Imagino que no debe haber discrepancias en este tema. La brutal ida de olla de Pepe merece un castigo severo por parte de la Liga y por parte del Real Madrid. Cierto es que pidió perdón, pero las palabras se las lleva el viento. Y justo éste fue quien se tragó afortunadamente la ira del central portugués anoche, y no Casquero. Suerte que le dio de refilón, y no de lleno.
No es un gesto, ni mucho menos, a la altura de este jugador. Ni de éste ni de cualquier profesional. Lo que hizo fue un acto insensato, lo que le llevó a ejecutarlo lo desconocemos. Un cruce de cables, una explosión de temperamento, un rebose de ira, a saber. Su expulsión por el penalti le impide estar en el Sánchez Pizjuán, pero no es castigo suficiente por su acto. Imagino que el Comité de Competición tomará cartas en el asunto y no bajará de los cinco partidos la condena al central del equipo blanco.

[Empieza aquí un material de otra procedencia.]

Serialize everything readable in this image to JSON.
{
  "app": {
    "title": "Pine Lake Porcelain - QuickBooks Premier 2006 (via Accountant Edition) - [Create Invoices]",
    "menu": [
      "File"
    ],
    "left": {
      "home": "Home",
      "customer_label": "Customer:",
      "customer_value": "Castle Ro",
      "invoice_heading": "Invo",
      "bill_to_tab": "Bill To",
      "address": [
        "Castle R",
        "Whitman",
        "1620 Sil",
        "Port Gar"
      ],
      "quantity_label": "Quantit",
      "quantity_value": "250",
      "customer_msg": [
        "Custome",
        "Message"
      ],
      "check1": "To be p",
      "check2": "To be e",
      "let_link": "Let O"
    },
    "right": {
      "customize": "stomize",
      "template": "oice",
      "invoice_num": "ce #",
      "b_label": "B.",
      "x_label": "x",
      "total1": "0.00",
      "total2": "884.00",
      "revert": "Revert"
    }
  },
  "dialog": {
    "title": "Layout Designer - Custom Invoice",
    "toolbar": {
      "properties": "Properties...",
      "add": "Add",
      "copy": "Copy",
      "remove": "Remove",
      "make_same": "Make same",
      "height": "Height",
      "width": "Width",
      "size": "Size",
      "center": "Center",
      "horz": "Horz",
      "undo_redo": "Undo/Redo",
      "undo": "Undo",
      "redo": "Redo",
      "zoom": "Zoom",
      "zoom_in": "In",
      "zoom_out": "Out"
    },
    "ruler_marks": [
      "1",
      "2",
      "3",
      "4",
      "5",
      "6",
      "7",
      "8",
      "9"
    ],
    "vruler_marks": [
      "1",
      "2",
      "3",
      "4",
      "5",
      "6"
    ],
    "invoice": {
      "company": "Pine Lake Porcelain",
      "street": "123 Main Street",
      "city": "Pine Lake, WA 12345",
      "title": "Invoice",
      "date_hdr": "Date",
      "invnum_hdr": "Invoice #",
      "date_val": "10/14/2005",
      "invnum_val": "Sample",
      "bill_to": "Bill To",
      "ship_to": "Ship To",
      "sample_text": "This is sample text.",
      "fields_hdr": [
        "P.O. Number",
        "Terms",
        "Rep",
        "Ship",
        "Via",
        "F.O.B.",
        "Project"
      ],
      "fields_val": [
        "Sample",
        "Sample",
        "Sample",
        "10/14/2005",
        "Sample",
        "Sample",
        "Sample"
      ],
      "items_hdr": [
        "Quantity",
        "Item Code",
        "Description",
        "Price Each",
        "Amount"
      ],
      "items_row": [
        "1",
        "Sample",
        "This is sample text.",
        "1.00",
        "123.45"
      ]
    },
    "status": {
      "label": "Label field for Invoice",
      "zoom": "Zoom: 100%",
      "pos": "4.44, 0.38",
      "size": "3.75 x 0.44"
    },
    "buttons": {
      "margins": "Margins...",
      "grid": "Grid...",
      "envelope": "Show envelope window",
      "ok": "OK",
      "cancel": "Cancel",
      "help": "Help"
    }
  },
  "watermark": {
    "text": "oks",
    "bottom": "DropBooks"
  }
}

La acción no debe quedar impune, y el castigo que merece la agresión de Pepe debe ser severa: el defensa luso no tendría que jugar en lo que queda de temporada. Por otro lado, tampoco estaría de más que el Real Madrid le multara por su inoportuno gesto, y así hacer gala del fair play que debe gobernar en cualquier entidad deportiva. Quien, a todo esto, debería también rectificar es Juande Ramos: el manchego se quedó tan ancho alegando que las patadas de Pepe fueron “al aire“.